Please note that no piece of paper nor any binary electronic record fits that definition.
Number four gets to the issue of money why comes from a commodity. Money has a value even if not used as money. There is nothing that says the intrinsic value as a commodity must be stable, but that human desire to have what cannot be causes much of the mischief around money.
So you can see why gold and silver have traditionally been money, given Aristotle’s definition. And you can see why Aristotle defined money as he did by observing why gold and silver were commonly money.
Others have tried add to the definition of Aristotle, but note the error, the definitins get to circumstances around money, and not money itself:
1. Acceptability. If it emerges as a medium of exchange, then the acceptability is already there. Acceptability is not talking about money, but about circumstances.
2. Limited supply or scarce: simply not so... the arguments for scarcity fail to apprehend portability means concentration, and whatever the supply of money is necessarily perfect. If a ball of gold from space dropped spectacularly onto Siberia immediately doubling the known above-ground amount of gold, the the next day all prices would simply double. Contracts in gold would be repudiated given the “act of God” and there would be some disputes, but a doubling would have little impact. But never mind this, it has never happened. What does happen, as Spooner noted, when the price of gold drops, there is more plate, decoration and jewelry, when it rises, that plate, decoration and jewelry gets melted down into coin. (And this is why jewelers have traditionally been bankers.) Talk of scarcity is grounded in a misunderstanding of money.
3. noncounterfeitability. Again, if it was counterfeitable, then it would not have emerged in the first place. Gold and silver as commodities are almost impossible to counterfeit.
4. Money is uniform. Each denomination should be the same everywhere in the country. Gold and silver do this, and even worldwide. And this argument let’s the camel’s nose in the tent. To whom do we trust to define uniformity? Why, the State of course. This definition is not only dishonest, it is malevolent. Federal reserve notes, for example, and not only fraudulent, they are backed by violence.
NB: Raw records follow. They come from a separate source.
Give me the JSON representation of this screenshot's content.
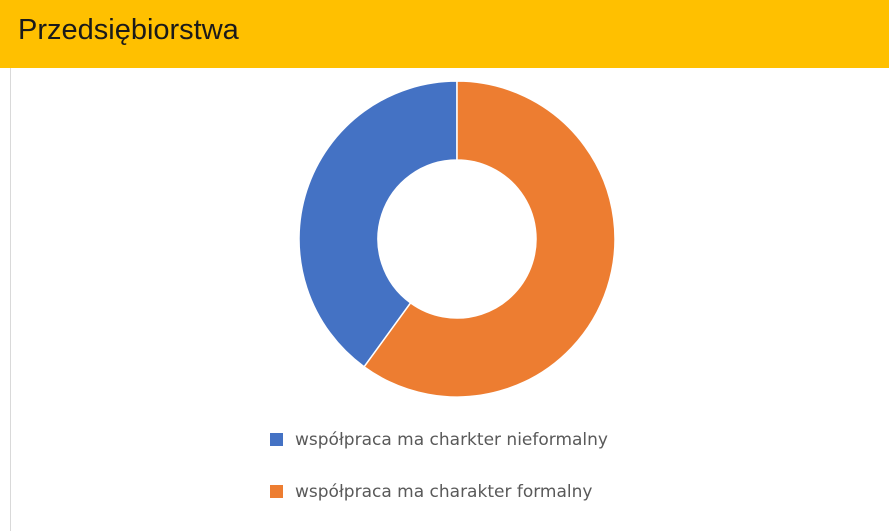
{
  "header": {
    "title": "Przedsiębiorstwa"
  },
  "chart_data": {
    "type": "donut",
    "direction": "counterclockwise",
    "categories": [
      "współpraca ma charkter nieformalny",
      "współpraca ma charakter formalny"
    ],
    "values": [
      40,
      60
    ],
    "colors": [
      "#4472C4",
      "#ED7D31"
    ],
    "legend": "bottom"
  }
}
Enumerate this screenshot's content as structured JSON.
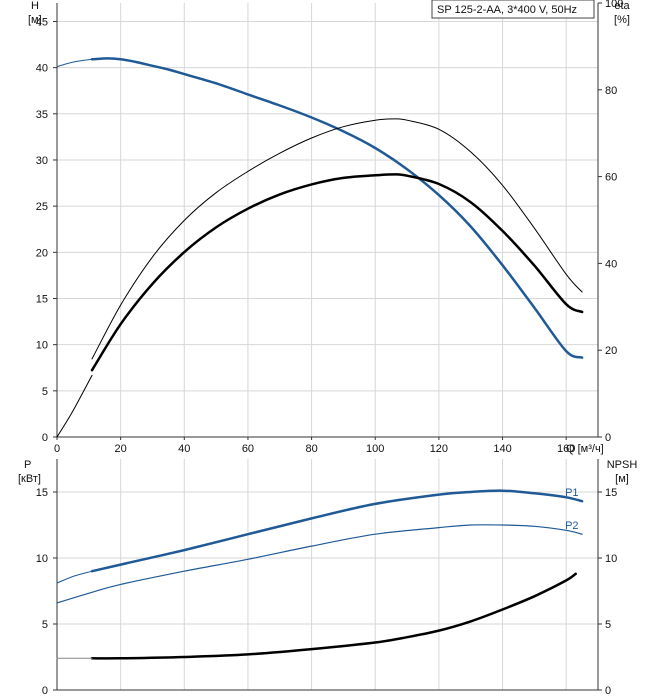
{
  "chart_data": [
    {
      "type": "line",
      "title": "SP 125-2-AA, 3*400 V, 50Hz",
      "xlabel": "Q [м³/ч]",
      "xlim": [
        0,
        170
      ],
      "x_ticks": [
        "0",
        "20",
        "40",
        "60",
        "80",
        "100",
        "120",
        "140",
        "160"
      ],
      "left_axis": {
        "label_top": "H",
        "label_unit": "[м]",
        "ylim": [
          0,
          47
        ],
        "ticks": [
          "0",
          "5",
          "10",
          "15",
          "20",
          "25",
          "30",
          "35",
          "40",
          "45"
        ]
      },
      "right_axis": {
        "label_top": "eta",
        "label_unit": "[%]",
        "ylim": [
          0,
          100
        ],
        "ticks": [
          "0",
          "20",
          "40",
          "60",
          "80",
          "100"
        ]
      },
      "grid": true,
      "series": [
        {
          "axis": "left",
          "color": "#1f5a96",
          "width": 2.5,
          "x": [
            11,
            16,
            20,
            25,
            30,
            35,
            40,
            50,
            60,
            70,
            80,
            90,
            100,
            110,
            120,
            130,
            140,
            150,
            160,
            165
          ],
          "y": [
            40.9,
            41.0,
            40.9,
            40.6,
            40.2,
            39.8,
            39.3,
            38.3,
            37.1,
            35.9,
            34.6,
            33.1,
            31.3,
            29.0,
            26.2,
            22.8,
            18.6,
            14.0,
            9.3,
            8.6
          ]
        },
        {
          "axis": "left",
          "color": "#1f5a96",
          "width": 1,
          "x": [
            0,
            5,
            11
          ],
          "y": [
            40.1,
            40.6,
            40.9
          ]
        },
        {
          "axis": "right",
          "color": "#000000",
          "width": 2.5,
          "x": [
            11,
            20,
            30,
            40,
            50,
            60,
            70,
            80,
            90,
            100,
            106,
            110,
            120,
            130,
            140,
            150,
            160,
            165
          ],
          "y": [
            15.4,
            26.0,
            35.3,
            42.6,
            48.3,
            52.6,
            55.9,
            58.2,
            59.7,
            60.3,
            60.5,
            60.2,
            58.3,
            54.1,
            47.5,
            39.5,
            30.6,
            28.8
          ]
        },
        {
          "axis": "right",
          "color": "#000000",
          "width": 1,
          "x": [
            11,
            20,
            30,
            40,
            50,
            60,
            70,
            80,
            90,
            100,
            106,
            110,
            120,
            130,
            140,
            150,
            160,
            165
          ],
          "y": [
            18.0,
            30.4,
            41.5,
            49.9,
            56.3,
            61.2,
            65.4,
            68.9,
            71.5,
            73.0,
            73.3,
            73.0,
            70.9,
            65.7,
            58.0,
            48.1,
            37.5,
            33.4
          ]
        },
        {
          "axis": "right",
          "color": "#000000",
          "width": 1,
          "x": [
            0,
            5,
            11
          ],
          "y": [
            0,
            6.0,
            14.2
          ]
        }
      ]
    },
    {
      "type": "line",
      "xlim": [
        0,
        170
      ],
      "left_axis": {
        "label_top": "P",
        "label_unit": "[кВт]",
        "ylim": [
          0,
          17.5
        ],
        "ticks": [
          "0",
          "5",
          "10",
          "15"
        ]
      },
      "right_axis": {
        "label_top": "NPSH",
        "label_unit": "[м]",
        "ylim": [
          0,
          17.5
        ],
        "ticks": [
          "0",
          "5",
          "10",
          "15"
        ]
      },
      "grid": true,
      "series": [
        {
          "name": "P1",
          "axis": "left",
          "color": "#1f5a96",
          "width": 2.5,
          "x": [
            11,
            20,
            40,
            60,
            80,
            100,
            120,
            130,
            140,
            150,
            160,
            165
          ],
          "y": [
            9.0,
            9.5,
            10.6,
            11.8,
            13.0,
            14.1,
            14.8,
            15.0,
            15.1,
            14.9,
            14.6,
            14.3
          ]
        },
        {
          "axis": "left",
          "color": "#1f5a96",
          "width": 1,
          "x": [
            0,
            5,
            11
          ],
          "y": [
            8.1,
            8.6,
            9.0
          ]
        },
        {
          "name": "P2",
          "axis": "left",
          "color": "#1f5a96",
          "width": 1.2,
          "x": [
            0,
            11,
            20,
            40,
            60,
            80,
            100,
            120,
            130,
            140,
            150,
            160,
            165
          ],
          "y": [
            6.6,
            7.4,
            8.0,
            9.0,
            9.9,
            10.9,
            11.8,
            12.3,
            12.5,
            12.5,
            12.4,
            12.1,
            11.8
          ]
        },
        {
          "axis": "right",
          "color": "#000000",
          "width": 2.5,
          "x": [
            11,
            20,
            40,
            60,
            80,
            100,
            110,
            120,
            130,
            140,
            150,
            160,
            163
          ],
          "y": [
            2.4,
            2.4,
            2.5,
            2.7,
            3.1,
            3.6,
            4.0,
            4.5,
            5.2,
            6.1,
            7.1,
            8.3,
            8.8
          ]
        },
        {
          "axis": "right",
          "color": "#888888",
          "width": 1,
          "x": [
            0,
            11
          ],
          "y": [
            2.4,
            2.4
          ]
        }
      ]
    }
  ]
}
There is a definition I’ll add, that Aristotle could not have noticed, a characteristic I noticed: money is disinfectant. Since money is usually used in international trade, while the goods laden on the vessel or camel are transferred to another conveyance, the merchant captain and the broker actually trade metal (gold or silver). The disease on the hands of the traders are killed by the medium of exchange. What is interesting is as new metals are discovered, the ones that are antibiotic are made into coins and the others are not.
So what is money?
4.) intrinsic value.
As mentioned in a previous post, warehouse receipts are not money. Fiat currency is not money. They are warehouse receipts or fiat currency.
Tallies of credit allotted are not money. Tallies are not money. Credit is not money.
if you do not mind being wrong in your analysis, then think in sloppy terms. If you want to be sharp and tight and arrive at correct conclusions, as Mish has on the universally expected hyperinflation, then get your definitions right.
Why have my heroes all got it wrong on the definition of money? I think because they all allow “interest” (usury) as acceptable in economics, and are confounded for their perfidy. I too was perfidious on this point, and repented of it to good effect.
Keep the definition of money tight and you’ll benefit.